The US Constitution and Supreme Court struck the right balance between the two principles. The Constitution contains the “Commerce Clause”, which allows Congress to enact overriding national laws to facilitate inter-state commercial and social interaction. But to prevent Congress from undermining the principle of federalism, the US Supreme Court held in US v Lopez that Congress may only invoke the commerce power to regulate, inter alia, “activities which have a substantial relation to interstate commerce.”
Surely, the US case law suggests that not all inter-state activities can be allowed; some can be restricted under certain circumstances. So, under what conditions can a state restrict an inter-state activity?
Well, the answer lies in the third principle: the harm principle. John Stuart Mill, the 19th-century English philosopher, propounded the harm principle, which says that it’s only legitimate to constrain any person or activity to prevent harm to others. Thus, for example, no civilised country allows animals to move freely in public places and pose threats to lives and property. For instance, in the UK, where most people own dogs and walk them on the streets, there are over 20 laws that apply to dog ownership and handling, most designed to protect the public. So, why would the harm principle not apply to open grazing of cattle, given its evident harmfulness?
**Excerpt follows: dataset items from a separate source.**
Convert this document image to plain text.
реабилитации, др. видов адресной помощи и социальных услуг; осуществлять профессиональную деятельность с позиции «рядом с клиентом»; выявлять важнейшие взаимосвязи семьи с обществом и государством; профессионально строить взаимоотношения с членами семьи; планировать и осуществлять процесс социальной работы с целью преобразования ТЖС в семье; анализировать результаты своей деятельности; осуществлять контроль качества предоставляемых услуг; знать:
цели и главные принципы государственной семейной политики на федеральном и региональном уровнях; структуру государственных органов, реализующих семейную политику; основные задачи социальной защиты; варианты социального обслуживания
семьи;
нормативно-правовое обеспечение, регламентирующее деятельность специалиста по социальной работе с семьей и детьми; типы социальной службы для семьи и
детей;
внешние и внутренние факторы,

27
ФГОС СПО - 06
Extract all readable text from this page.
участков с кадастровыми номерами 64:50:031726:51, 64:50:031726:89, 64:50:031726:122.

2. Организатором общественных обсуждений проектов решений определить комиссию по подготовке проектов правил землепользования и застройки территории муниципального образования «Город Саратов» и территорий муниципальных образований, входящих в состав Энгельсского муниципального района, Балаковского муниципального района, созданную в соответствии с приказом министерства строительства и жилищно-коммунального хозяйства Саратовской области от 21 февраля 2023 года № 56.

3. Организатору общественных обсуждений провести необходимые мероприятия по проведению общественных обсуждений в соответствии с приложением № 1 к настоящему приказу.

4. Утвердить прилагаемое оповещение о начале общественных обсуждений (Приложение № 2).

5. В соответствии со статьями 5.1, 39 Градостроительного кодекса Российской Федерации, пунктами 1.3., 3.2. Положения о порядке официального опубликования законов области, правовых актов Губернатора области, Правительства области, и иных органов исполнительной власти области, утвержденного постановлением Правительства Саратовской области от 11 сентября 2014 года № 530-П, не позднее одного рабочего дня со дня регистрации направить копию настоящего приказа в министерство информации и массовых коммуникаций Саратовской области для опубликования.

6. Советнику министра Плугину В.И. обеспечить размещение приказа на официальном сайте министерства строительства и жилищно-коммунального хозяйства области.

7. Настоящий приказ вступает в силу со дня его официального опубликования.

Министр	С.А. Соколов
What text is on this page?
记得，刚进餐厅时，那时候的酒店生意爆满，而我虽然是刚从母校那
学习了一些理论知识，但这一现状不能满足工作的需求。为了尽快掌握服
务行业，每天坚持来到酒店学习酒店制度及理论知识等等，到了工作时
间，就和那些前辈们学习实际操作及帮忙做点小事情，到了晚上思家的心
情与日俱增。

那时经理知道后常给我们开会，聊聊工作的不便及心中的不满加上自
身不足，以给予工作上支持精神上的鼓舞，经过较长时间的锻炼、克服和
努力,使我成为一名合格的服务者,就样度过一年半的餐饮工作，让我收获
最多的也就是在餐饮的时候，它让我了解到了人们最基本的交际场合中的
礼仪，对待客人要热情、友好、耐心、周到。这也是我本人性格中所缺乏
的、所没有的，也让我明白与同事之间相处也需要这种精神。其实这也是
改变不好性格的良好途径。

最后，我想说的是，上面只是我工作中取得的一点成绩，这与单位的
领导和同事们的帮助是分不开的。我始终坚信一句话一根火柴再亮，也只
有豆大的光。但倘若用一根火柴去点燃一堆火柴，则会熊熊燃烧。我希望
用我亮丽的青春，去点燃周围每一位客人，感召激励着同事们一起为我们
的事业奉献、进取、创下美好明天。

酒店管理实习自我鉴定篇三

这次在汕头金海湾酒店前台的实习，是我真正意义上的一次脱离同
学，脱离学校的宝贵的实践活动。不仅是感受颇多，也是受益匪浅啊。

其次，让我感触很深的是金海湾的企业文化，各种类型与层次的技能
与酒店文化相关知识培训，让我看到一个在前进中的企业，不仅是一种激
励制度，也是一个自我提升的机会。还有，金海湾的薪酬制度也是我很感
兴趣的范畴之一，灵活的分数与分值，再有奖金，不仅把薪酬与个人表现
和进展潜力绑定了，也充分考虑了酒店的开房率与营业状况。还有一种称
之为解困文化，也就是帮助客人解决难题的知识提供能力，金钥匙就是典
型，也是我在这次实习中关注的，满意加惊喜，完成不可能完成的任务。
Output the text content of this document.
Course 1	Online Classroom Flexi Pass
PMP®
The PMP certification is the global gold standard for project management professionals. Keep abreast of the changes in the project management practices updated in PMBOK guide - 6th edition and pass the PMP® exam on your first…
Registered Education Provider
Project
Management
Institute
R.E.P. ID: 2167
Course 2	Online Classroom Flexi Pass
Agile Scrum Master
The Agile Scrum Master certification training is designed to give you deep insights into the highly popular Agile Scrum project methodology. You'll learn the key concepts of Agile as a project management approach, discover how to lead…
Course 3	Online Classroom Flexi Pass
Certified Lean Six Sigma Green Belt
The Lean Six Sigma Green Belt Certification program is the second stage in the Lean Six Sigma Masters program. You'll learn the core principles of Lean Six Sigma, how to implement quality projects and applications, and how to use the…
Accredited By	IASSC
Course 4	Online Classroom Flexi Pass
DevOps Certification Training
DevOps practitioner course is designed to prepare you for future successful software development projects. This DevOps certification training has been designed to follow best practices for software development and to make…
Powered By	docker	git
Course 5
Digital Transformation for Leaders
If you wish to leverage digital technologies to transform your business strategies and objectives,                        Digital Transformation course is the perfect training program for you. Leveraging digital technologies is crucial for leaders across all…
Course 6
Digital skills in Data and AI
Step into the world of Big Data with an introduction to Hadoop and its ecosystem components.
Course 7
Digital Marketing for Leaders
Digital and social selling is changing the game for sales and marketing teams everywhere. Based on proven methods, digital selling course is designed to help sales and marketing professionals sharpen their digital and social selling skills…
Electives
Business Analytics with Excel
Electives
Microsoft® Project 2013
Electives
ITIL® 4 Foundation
Of course, the harm principle applies to citizens. Last year, Governor Rotimi Akeredolu of Ondo State gave violent Fulani herdsmen an ultimatum to leave the state. The presidency condemned the quit notice on the ground that the killer-herdsmen have a constitutional right to live anywhere in Nigeria. But really?
Consider this scenario. If there’s a gang war, and a gang of youths from one state goes to fight a gang of youths in another state. The police can order one gang of youth from one state not to enter another state. Can that gang claim a right to move freely throughout the country? Well, not in the US, not in the UK!
In a recent landmark case, the UK Supreme Court ruled that a British-born girl who went to Syria and married a member of the Islamic State terrorist group has no right to return to Britain. According to the Court, her right to citizenship “does not trump other considerations, such as the safety of the public.”
Surely, on public safety grounds, AK47-wielding Fulani herdsmen have no constitutional rights to move from the North to destroy lives and livelihoods in the South! The harm principle must govern the handling of the herders’ problem in Nigeria!